Any help will be appreciated.
On
You certainly need some extra hypotheses, beyond $p$-torsion free (which is definitely essential).
Consider $R = \mathbb Z[X]/(X^2)$ and $S = \mathbb Z[X]/(X^2 + 1)$.
Then $R/2R \cong \mathbb F_2[X]/(X^2)$, and $$S/2S \cong \mathbb F_2[X]/(X^2 + 1) \cong \mathbb F_2[X]/(X+1)^2\cong \mathbb F_2[X+1]/(X+1)^2 \cong R/2R.$$
But, $$S/4S \cong \frac{\mathbb Z/4\mathbb Z[X]}{(X^2 + 1)}\not\cong \frac{\mathbb Z/4\mathbb Z[X]}{(X^2)}\cong R/4R.$$
Indeed, if $a + bX \in S/4S$, with $a, b\in \mathbb Z/4\mathbb Z$, is such that $(a+bX)^2 = 0$, then $$0 = (a+bX)^2 = a^2 - b^2 +2abX$$ so $2abX= 0$ and $a^2-b^2 = 0$. Hence, $a,b\in 2\mathbb Z/4\mathbb Z$. So $S/4S$ cannot be generated by any element $Y$ with $Y^2 = 0$.

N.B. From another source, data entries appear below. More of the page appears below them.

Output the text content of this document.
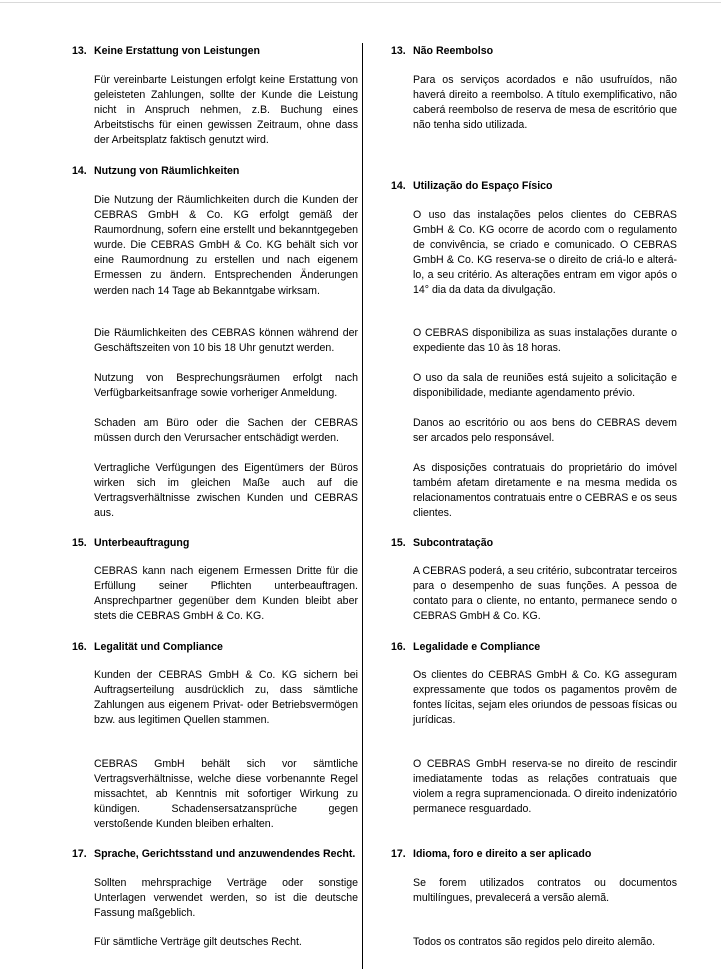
13. Keine Erstattung von Leistungen
Für vereinbarte Leistungen erfolgt keine Erstattung von geleisteten Zahlungen, sollte der Kunde die Leistung nicht in Anspruch nehmen, z.B. Buchung eines Arbeitstischs für einen gewissen Zeitraum, ohne dass der Arbeitsplatz faktisch genutzt wird.
14. Nutzung von Räumlichkeiten
Die Nutzung der Räumlichkeiten durch die Kunden der CEBRAS GmbH & Co. KG erfolgt gemäß der Raumordnung, sofern eine erstellt und bekanntgegeben wurde. Die CEBRAS GmbH & Co. KG behält sich vor eine Raumordnung zu erstellen und nach eigenem Ermessen zu ändern. Entsprechenden Änderungen werden nach 14 Tage ab Bekanntgabe wirksam.
Die Räumlichkeiten des CEBRAS können während der Geschäftszeiten von 10 bis 18 Uhr genutzt werden.
Nutzung von Besprechungsräumen erfolgt nach Verfügbarkeitsanfrage sowie vorheriger Anmeldung.
Schaden am Büro oder die Sachen der CEBRAS müssen durch den Verursacher entschädigt werden.
Vertragliche Verfügungen des Eigentümers der Büros wirken sich im gleichen Maße auch auf die Vertragsverhältnisse zwischen Kunden und CEBRAS aus.
15. Unterbeauftragung
CEBRAS kann nach eigenem Ermessen Dritte für die Erfüllung seiner Pflichten unterbeauftragen. Ansprechpartner gegenüber dem Kunden bleibt aber stets die CEBRAS GmbH & Co. KG.
16. Legalität und Compliance
Kunden der CEBRAS GmbH & Co. KG sichern bei Auftragserteilung ausdrücklich zu, dass sämtliche Zahlungen aus eigenem Privat- oder Betriebsvermögen bzw. aus legitimen Quellen stammen.
CEBRAS GmbH behält sich vor sämtliche Vertragsverhältnisse, welche diese vorbenannte Regel missachtet, ab Kenntnis mit sofortiger Wirkung zu kündigen. Schadensersatzansprüche gegen verstoßende Kunden bleiben erhalten.
17. Sprache, Gerichtsstand und anzuwendendes Recht.
Sollten mehrsprachige Verträge oder sonstige Unterlagen verwendet werden, so ist die deutsche Fassung maßgeblich.
Für sämtliche Verträge gilt deutsches Recht.
13. Não Reembolso
Para os serviços acordados e não usufruídos, não haverá direito a reembolso. A título exemplificativo, não caberá reembolso de reserva de mesa de escritório que não tenha sido utilizada.
14. Utilização do Espaço Físico
O uso das instalações pelos clientes do CEBRAS GmbH & Co. KG ocorre de acordo com o regulamento de convivência, se criado e comunicado. O CEBRAS GmbH & Co. KG reserva-se o direito de criá-lo e alterá-lo, a seu critério. As alterações entram em vigor após o 14° dia da data da divulgação.
O CEBRAS disponibiliza as suas instalações durante o expediente das 10 às 18 horas.
O uso da sala de reuniões está sujeito a solicitação e disponibilidade, mediante agendamento prévio.
Danos ao escritório ou aos bens do CEBRAS devem ser arcados pelo responsável.
As disposições contratuais do proprietário do imóvel também afetam diretamente e na mesma medida os relacionamentos contratuais entre o CEBRAS e os seus clientes.
15. Subcontratação
A CEBRAS poderá, a seu critério, subcontratar terceiros para o desempenho de suas funções. A pessoa de contato para o cliente, no entanto, permanece sendo o CEBRAS GmbH & Co. KG.
16. Legalidade e Compliance
Os clientes do CEBRAS GmbH & Co. KG asseguram expressamente que todos os pagamentos provêm de fontes lícitas, sejam eles oriundos de pessoas físicas ou jurídicas.
O CEBRAS GmbH reserva-se no direito de rescindir imediatamente todas as relações contratuais que violem a regra supramencionada. O direito indenizatório permanece resguardado.
17. Idioma, foro e direito a ser aplicado
Se forem utilizados contratos ou documentos multilíngues, prevalecerá a versão alemã.
Todos os contratos são regidos pelo direito alemão.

Consider $R = \mathbf Z[i]$ and $S = \mathbf Z[\sqrt{2}]$. In each ring $2$ has just one prime above it: $2 = -i(1+i)^2$ and $2=\sqrt{2}^2$. The $2$-adic completion of $R$ is $\mathbf Z_2[i]$ and the $2$-adic completion of $S$ is $\mathbf Z_2[\sqrt{2}]$. These rings are of rank $2$ over $\mathbf Z_2$ and are not isomorphic rings since the first has no solution of $x^2 = 2$ and the second has no solution of $x^2= -1$.